Redmond (WA) – The general manager for Microsoft’s Internet Explorer, Dean Hachamovitch, revealed in a surprise blog post that Microsoft will not release the final version of Internet Explorer during the remaining six weeks of the year. Instead the company now plans on providing a release candidate, which will close the beta period and behave like the final product, Hachamovitch executive said. The reason? To look at all the feedback that has been provided so far. But there may be an unknown variable as well.
Microsoft’s Internet Explorer is increasingly under pressure from rivals such as Firefox and Safari, which are consistently gaining ground on the dominant browser on the Internet. In a time where IE market share seems to breaking away every week, we learn that IE8 will not, as widely anticipated, launch in 2008, but in Q1 2009 at the earliest.
Hachamovitch’s post does not provide a clear idea why the browser may have been delayed, but he noted that Microsoft was not able to deliver IE8 without the information that was provided by “over 20 million IE sessions and hundreds of hours of usability lab sessions”, “thousands of threads from user forums” and “hundreds of hours listening and answering questions in meetings with partners and other important organizations.”
Following feedback the company received during the IE7 release, Hachamovitch said he wanted to be clear about the plan for IE8 and wrote:
“We will release one more public update of IE8 in the first quarter of 2009, and then follow that up with the final release. Our next public release of IE (typically called a “release candidate”) indicates the end of the beta period. We want the technical community of people and organizations interested in web browsers to take this update as a strong signal that IE8 is effectively complete and done. They should expect the final product to behave as this update does.”
Microsoft will still take note of critical issues (“issues impacting robustness, security, backwards compatibility, or completeness with respect to planned standards work”), but it appears that IE8 RC1 will be feature complete and represent the software users can expect in the final release. The feedback to Microsoft will also determine the final release date of IE8.
TG Daily’s take
Whether the apparent delay is a good or bad decision remains to be seen, but we believe that Microsoft in fact has a good reason for taking another look at its next-gen browser.
Since the release of the first IE8 beta, the browser market has taken a dramatic turn and somewhat outmaneuvered Microsoft’s strategy. While Microsoft promised to be more standard-compliant than ever before, the browser has not reflected that promise in the Acid3 test so far. Also, Microsoft decided to add two more proprietary features, web slices and activities, which very few may have really use for.
In the meantime, a browser speed race – that quite apparently caught Microsoft on the wrong foot – has developed between Google Chrome, Apple’s Safari and Firefox. While Chrome and Safari are insignificant to the browser market as a whole at this time (according to Net Applications at 0.7% and 6% share, respectively), Firefox is accelerating its pace at the expense of IE.

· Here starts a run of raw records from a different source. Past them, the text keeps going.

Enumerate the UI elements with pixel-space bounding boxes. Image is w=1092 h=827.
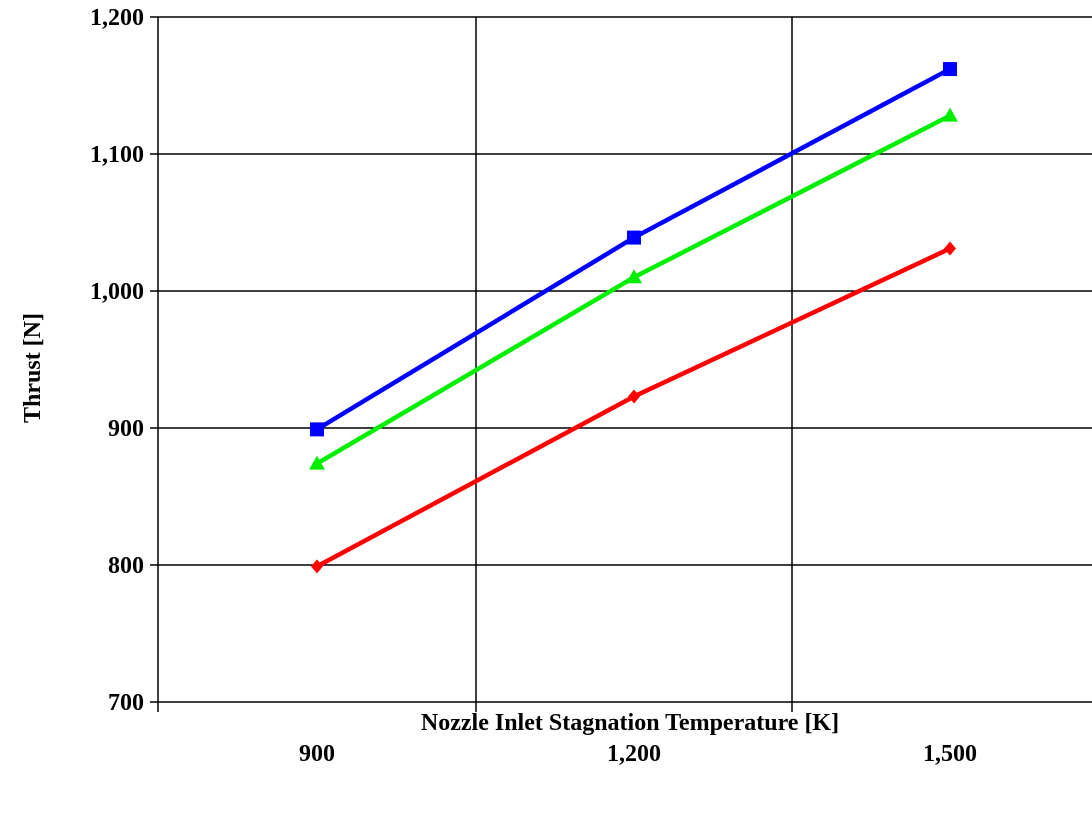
x-tick-label: 1,200: [607, 741, 661, 767]
data-point-diamond: [311, 559, 323, 574]
y-tick-label: 800: [108, 553, 144, 579]
series-triangle: [309, 107, 958, 470]
y-tick-label: 700: [108, 690, 144, 716]
data-point-triangle: [626, 269, 642, 284]
axes: [150, 16, 1092, 712]
y-tick-label: 900: [108, 416, 144, 442]
data-series: [309, 62, 958, 574]
y-axis-title: Thrust [N]: [20, 313, 46, 423]
x-axis-title: Nozzle Inlet Stagnation Temperature [K]: [421, 710, 839, 736]
data-point-diamond: [628, 389, 640, 404]
y-tick-label: 1,000: [90, 279, 144, 305]
series-line: [315, 113, 952, 466]
series-diamond: [311, 241, 956, 574]
series-line: [315, 67, 952, 432]
data-point-square: [943, 62, 957, 77]
x-tick-label: 1,500: [923, 741, 977, 767]
tick-labels: 700 800 900 1,000 1,100 1,200 900 1,200 1,500: [90, 5, 977, 767]
data-point-square: [310, 422, 324, 437]
data-point-diamond: [944, 241, 956, 256]
x-tick-label: 900: [299, 741, 335, 767]
data-point-square: [627, 230, 641, 245]
y-tick-label: 1,100: [90, 142, 144, 168]
data-point-triangle: [942, 107, 958, 122]
data-point-triangle: [309, 455, 325, 470]
y-tick-label: 1,200: [90, 5, 144, 31]
series-square: [310, 62, 957, 437]
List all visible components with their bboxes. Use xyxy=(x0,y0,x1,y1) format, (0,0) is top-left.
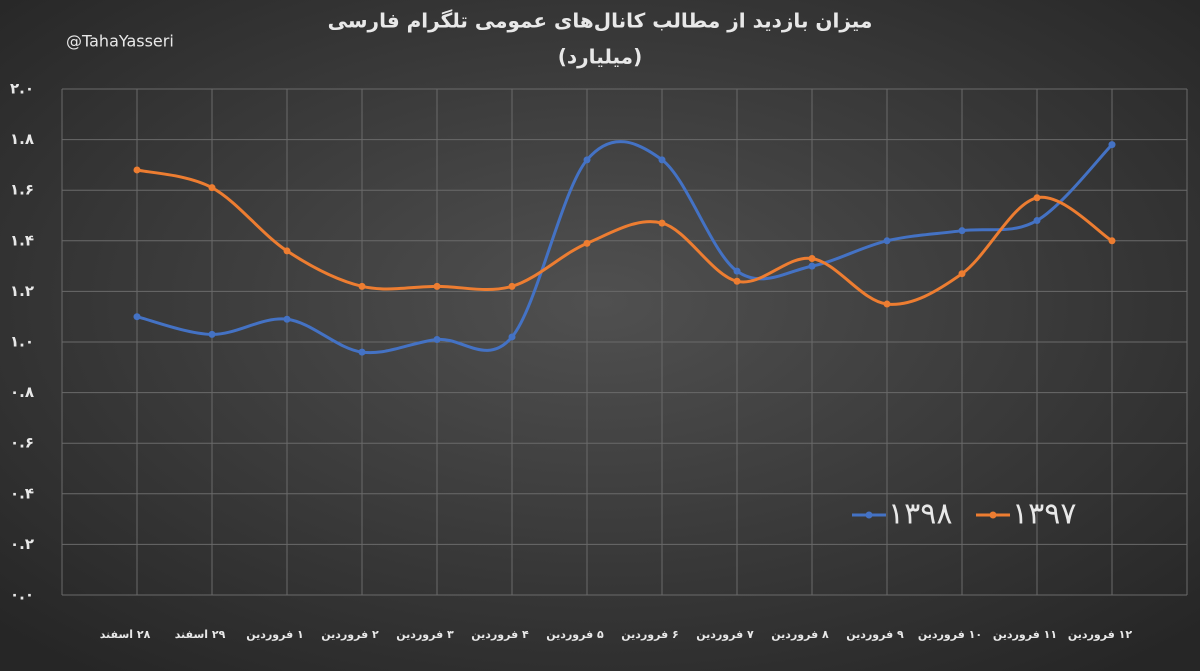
point xyxy=(658,219,666,227)
legend-label: ۱۳۹۷ xyxy=(1012,497,1076,532)
point xyxy=(283,315,291,323)
point xyxy=(208,184,216,192)
point xyxy=(733,277,741,285)
point xyxy=(883,237,891,245)
x-tick-label: ۱ فروردین xyxy=(246,628,303,641)
point xyxy=(433,282,441,290)
x-tick-label: ۱۲ فروردین xyxy=(1068,628,1132,641)
chart-subtitle: (میلیارد) xyxy=(558,45,642,69)
x-tick-label: ۴ فروردین xyxy=(471,628,529,641)
point xyxy=(1108,141,1116,149)
point xyxy=(658,156,666,164)
y-tick-label: ۱.۶ xyxy=(10,181,34,199)
point xyxy=(1108,237,1116,245)
x-tick-label: ۶ فروردین xyxy=(621,628,678,641)
point xyxy=(808,262,816,270)
point xyxy=(958,270,966,278)
y-tick-label: ۱.۸ xyxy=(10,130,34,148)
watermark: @TahaYasseri xyxy=(66,32,174,51)
x-tick-label: ۱۱ فروردین xyxy=(993,628,1057,641)
y-tick-label: ۰.۶ xyxy=(10,434,34,452)
y-tick-label: ۰.۸ xyxy=(10,383,34,401)
point xyxy=(358,282,366,290)
y-tick-label: ۱.۲ xyxy=(10,282,34,300)
point xyxy=(208,330,216,338)
y-tick-label: ۱.۴ xyxy=(10,231,34,249)
y-tick-label: ۰.۴ xyxy=(10,484,34,502)
series-line xyxy=(136,140,1114,355)
point xyxy=(883,300,891,308)
point xyxy=(733,267,741,275)
x-tick-label: ۲۸ اسفند xyxy=(100,628,151,641)
legend-marker xyxy=(989,511,997,519)
point xyxy=(508,282,516,290)
point xyxy=(1033,217,1041,225)
y-tick-label: ۰.۲ xyxy=(10,535,34,553)
x-tick-label: ۹ فروردین xyxy=(846,628,904,641)
point xyxy=(133,166,141,174)
x-tick-label: ۲ فروردین xyxy=(321,628,379,641)
chart-title: میزان بازدید از مطالب کانال‌های عمومی تل… xyxy=(328,9,873,33)
y-tick-label: ۱.۰ xyxy=(10,333,34,351)
point xyxy=(1033,194,1041,202)
x-tick-label: ۲۹ اسفند xyxy=(175,628,226,641)
x-tick-label: ۷ فروردین xyxy=(696,628,754,641)
legend-marker xyxy=(865,511,873,519)
point xyxy=(958,227,966,235)
x-tick-label: ۱۰ فروردین xyxy=(918,628,982,641)
point xyxy=(583,239,591,247)
point xyxy=(358,348,366,356)
y-tick-label: ۰.۰ xyxy=(10,586,34,604)
point xyxy=(508,333,516,341)
x-tick-label: ۵ فروردین xyxy=(546,628,604,641)
point xyxy=(583,156,591,164)
point xyxy=(808,255,816,263)
x-tick-label: ۸ فروردین xyxy=(771,628,829,641)
x-tick-label: ۳ فروردین xyxy=(396,628,454,641)
legend-label: ۱۳۹۸ xyxy=(888,497,952,532)
point xyxy=(433,335,441,343)
point xyxy=(283,247,291,255)
y-tick-label: ۲.۰ xyxy=(10,80,34,98)
point xyxy=(133,313,141,321)
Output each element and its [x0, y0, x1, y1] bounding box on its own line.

Daily browser market share data provided by Net Applications suggests that, if nothing earth shattering happens in the remaining days of November, that Firefox will post its first 20%+ market share for this month. Daily market share estimates for Firefox range between 19.7% and 21.9% at this time – a record level for the Mozilla software.
Microsoft’s Internet Explorer is likely to see another decline in November. IE’s market share swings are much greater than those of Firefox: The posted share has been between 64% and 74% in November, according to Net Applications. Those declines can be mainly attributed to the use of Internet Explorer 6 in business environments. While the browser is still listed with a market share of up to 24% during the week, its share drops consistently over the weekend – to as low as 16%. IE8 Beta, by the way, currently hovers around 0.7% – 0.8% market share, according to Net Applications’ charts.
IE6 may pose the greatest threat to Microsoft’s browser market share dominance. When those systems enter upgrade cycles and if Mozilla or any other browser manufacturer can convince businesses to adapt their browsers, Microsoft could be facing a landslide loss and may be in danger of dropping below the 50% mark in the browser market. If we look at what really counts in business environments – security and productivity – then Microsoft is at a clear disadvantage right now. IE8 is in no position to effectively compete with Firefox at this time.
From this perspective, Microsoft may actually have all the reasons to delay IE8 for a few weeks and take a closer look at the browser’s competitiveness.